Logística soma 168 mil novas empresas em 2026, superando 1,5 milhão.

Dados mostram que MEIs lideram a abertura de novos negócios; serviços de malote e operações de entrega rápida estão entre os principais segmentos

O setor de logística brasileiro registrou a abertura de mais de 168 mil empresas no primeiro trimestre de 2026, um crescimento de 62% em relação ao mesmo período do ano anterior, conforme levantamentos recentes. Este fenômeno revela não apenas um aumento na oferta de serviços, mas também um impacto significativo na mobilidade urbana e na eficiência dos transportes.

Atualmente, o Brasil soma mais de 1,5 milhão de negócios ativos no segmento, com aproximadamente 70% das empresas contando com menos de quatro anos de operação. Entre estas, destaca-se um número considerável de MEIs, que com uma estrutura mais ágil, contribuem para uma dinâmica mais flexível na logística, beneficiando profundamente motoristas e usuários de transporte.

SERVIÇOS DE MALOTES E OUTROS SEGMENTOS
Entre os segmentos que mais cresceram, os serviços de malote e entrega rápida se destacam, refletindo uma transformação notável na logística brasileira. A velocidade e a eficiência destas operações são essenciais para atender à demanda crescente do e-commerce, permitindo que motoristas independentes e pequenas empresas se integrem ao mercado com maior facilidade. Essa democratização do setor promove não apenas a concorrência, mas também a inovação, impactando positivamente a experiência do consumidor final.

O crescimento dos serviços de malote, com um aumento de 194% no volume de novas empresas, pode ser diretamente associado à lacuna deixada por operadores tradicionais, como os Correios, que enfrentam dificuldades financeiras. A capacidade de adaptação dos novos operadores, armados com tecnologia mais avançada, fornece uma resposta eficaz às demandas de entrega que modernizam o mercado.
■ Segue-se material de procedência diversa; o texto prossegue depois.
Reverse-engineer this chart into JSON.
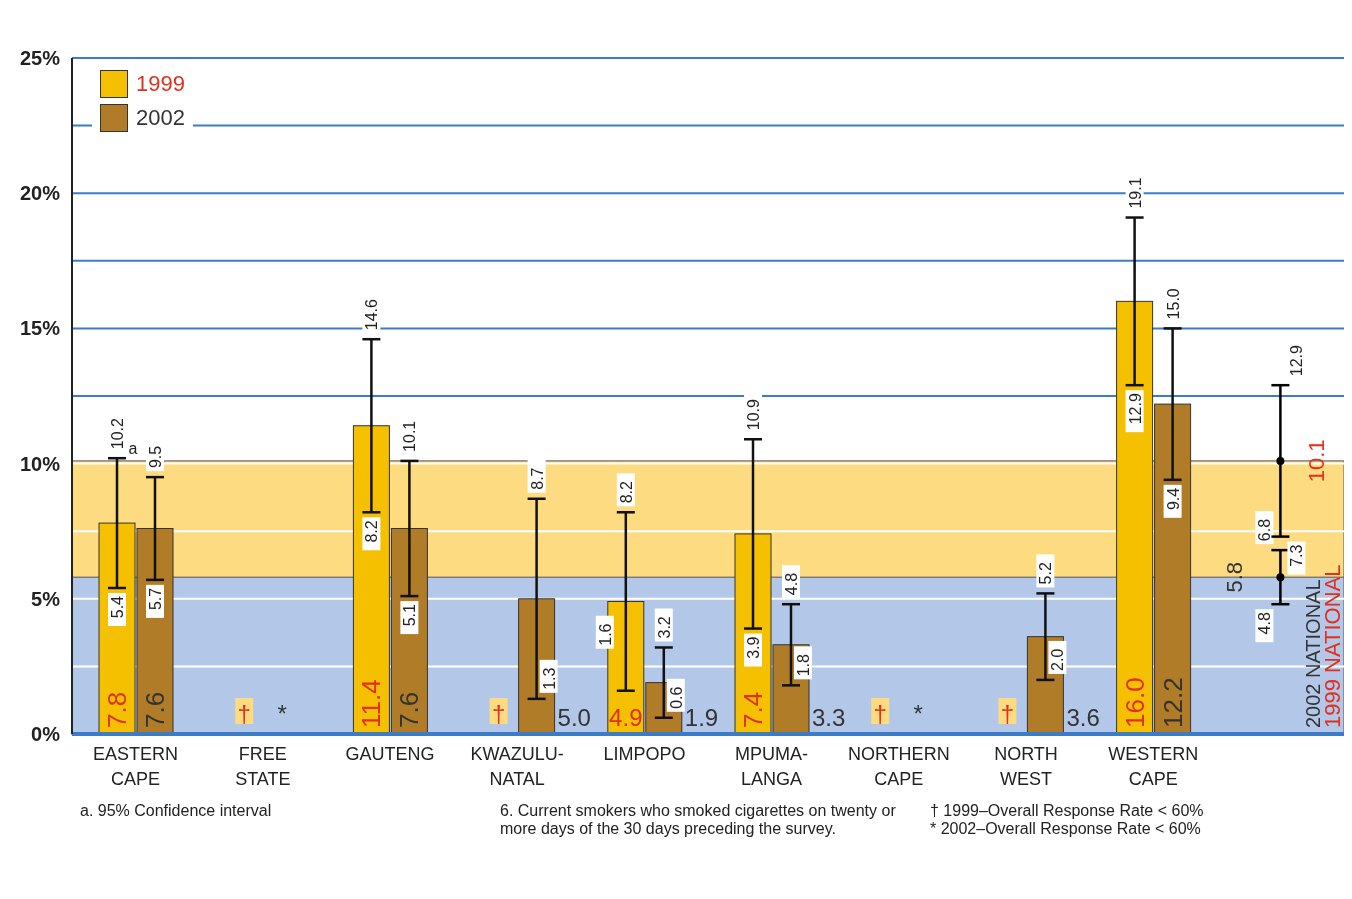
{
  "chart_data": {
    "type": "bar",
    "categories": [
      "EASTERN CAPE",
      "FREE STATE",
      "GAUTENG",
      "KWAZULU-NATAL",
      "LIMPOPO",
      "MPUMA-LANGA",
      "NORTHERN CAPE",
      "NORTH WEST",
      "WESTERN CAPE",
      null
    ],
    "series": [
      {
        "name": "1999",
        "color": "#f4c000",
        "values": [
          7.8,
          null,
          11.4,
          null,
          4.9,
          7.4,
          null,
          null,
          16.0,
          null
        ],
        "errors": [
          [
            5.4,
            10.2
          ],
          null,
          [
            8.2,
            14.6
          ],
          null,
          [
            1.6,
            8.2
          ],
          [
            3.9,
            10.9
          ],
          null,
          null,
          [
            12.9,
            19.1
          ],
          null
        ],
        "value_labels": [
          "7.8",
          "†",
          "11.4",
          "†",
          "4.9",
          "7.4",
          "†",
          "†",
          "16.0",
          null
        ]
      },
      {
        "name": "2002",
        "color": "#b07c28",
        "values": [
          7.6,
          null,
          7.6,
          5.0,
          1.9,
          3.3,
          null,
          3.6,
          12.2,
          null
        ],
        "errors": [
          [
            5.7,
            9.5
          ],
          null,
          [
            5.1,
            10.1
          ],
          [
            1.3,
            8.7
          ],
          [
            0.6,
            3.2
          ],
          [
            1.8,
            4.8
          ],
          null,
          [
            2.0,
            5.2
          ],
          [
            9.4,
            15.0
          ],
          null
        ],
        "value_labels": [
          "7.6",
          "*",
          "7.6",
          "5.0",
          "1.9",
          "3.3",
          "*",
          "3.6",
          "12.2",
          null
        ]
      },
      {
        "type": "scatter",
        "color": "#000000",
        "marker": "circle",
        "values": [
          null,
          null,
          null,
          null,
          null,
          null,
          null,
          null,
          null,
          5.8
        ],
        "errors": [
          null,
          null,
          null,
          null,
          null,
          null,
          null,
          null,
          null,
          [
            4.8,
            6.8
          ]
        ],
        "value_labels": [
          null,
          null,
          null,
          null,
          null,
          null,
          null,
          null,
          null,
          "5.8"
        ]
      },
      {
        "type": "scatter",
        "color": "#000000",
        "marker": "circle",
        "values": [
          null,
          null,
          null,
          null,
          null,
          null,
          null,
          null,
          null,
          10.1
        ],
        "errors": [
          null,
          null,
          null,
          null,
          null,
          null,
          null,
          null,
          null,
          [
            7.3,
            12.9
          ]
        ],
        "value_labels": [
          null,
          null,
          null,
          null,
          null,
          null,
          null,
          null,
          null,
          "10.1"
        ]
      }
    ],
    "bands": [
      {
        "axis": "y",
        "from": 0,
        "to": 10.1,
        "label": "1999 NATIONAL",
        "color": "#fddb80"
      },
      {
        "axis": "y",
        "from": 0,
        "to": 5.8,
        "label": "2002 NATIONAL",
        "color": "#b3c8e8"
      }
    ],
    "ylim": [
      0,
      25
    ],
    "yticks": [
      {
        "value": 0,
        "label": "0%"
      },
      {
        "value": 2.5,
        "label": null
      },
      {
        "value": 5,
        "label": "5%"
      },
      {
        "value": 7.5,
        "label": null
      },
      {
        "value": 10,
        "label": "10%"
      },
      {
        "value": 12.5,
        "label": null
      },
      {
        "value": 15,
        "label": "15%"
      },
      {
        "value": 17.5,
        "label": null
      },
      {
        "value": 20,
        "label": "20%"
      },
      {
        "value": 22.5,
        "label": null
      },
      {
        "value": 25,
        "label": "25%"
      }
    ],
    "grid": "y",
    "legend": "top left",
    "annotations": [
      {
        "text": "a",
        "x": "EASTERN CAPE",
        "y": 10.2
      },
      "10.2",
      "5.4",
      "14.6",
      "8.2",
      "8.2",
      "1.6",
      "10.9",
      "3.9",
      "19.1",
      "12.9",
      "9.5",
      "5.7",
      "10.1",
      "5.1",
      "8.7",
      "1.3",
      "3.2",
      "0.6",
      "4.8",
      "1.8",
      "5.2",
      "2.0",
      "15.0",
      "9.4",
      "6.8",
      "4.8",
      "12.9",
      "7.3",
      "a. 95% Confidence interval",
      "6.  Current smokers who smoked cigarettes on twenty or more days of the 30 days preceding the survey.",
      "† 1999–Overall Response Rate < 60%",
      "* 2002–Overall Response Rate < 60%"
    ]
  }
}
MAIS DE 70% DAS EMPRESAS SÃO MEI
O forte crescimento do setor logístico é predominantemente impulsionado pelos microempreendedores individuais (MEIs), que representam cerca de 74% dos negócios ativos. Este número chega a 96% entre as novas aberturas em 2026, evidenciando a baixa barreira de entrada e a presença significativa de operadores individuais. A inclusão desses profissionais no mercado propicia uma maior variedade de opções para os motoristas, aumentando a oferta de serviços e fomentando uma mobilidade mais eficiente e adaptável às necessidades locais.

A predominância de MEIs implica também em um mercado com menos burocracias, permitindo que novos empreendedores se estabeleçam rapidamente. Esse cenário contribui para um ecossistema logístico mais responsivo, onde motoristas podem encontrar oportunidades mais diversificadas e adaptadas ao perfil de demanda da população.

QUEM ABRE EMPRESAS DE LOGÍSTICA NO BRASIL?
O perfil dos novos empreendedores é bastante diversificado, com um aumento na participação de jovens entre 21 e 50 anos. As regiões como São Paulo ainda lideram em números absolutos, mas estados como Minas Gerais demonstram um crescimento impressionante, com aumento de 239%. Essa dispersão geográfica das novas empresas também indica um fortalecimento da infraestrutura de transporte em áreas menos exploradas, contribuindo para um trânsito mais equilibrado e menos congestionado.

MORTE DOS NOVOS NEGÓCIOS
Entretanto, a taxa de mortalidade das novas empresas no setor é preocupante, com 41% encerrando atividades em 2024. Essa instabilidade acentua a necessidade de apoio e formação para os novos empresários, além de indicar a urgência de uma estrutura de suporte que ajude motoristas e empreendedores a se manterem em operação no longo prazo, garantindo que o crescimento do setor se traduza em benefícios reais tanto para a economia quanto para a mobilidade urbana.

Em síntese, a expansão do setor logístico no Brasil traz à tona uma série de oportunidades e desafios. As recentes aberturas de empresas indicam um renascimento do setor, com forte presença de pequenos empreendedores que não apenas ampliam a concorrência e inovam, mas também contribuem para uma mobilidade mais ágil e adaptativa. A capacidade de resposta desse novo cenário é vital para a melhoria contínua no transporte e na logística do país.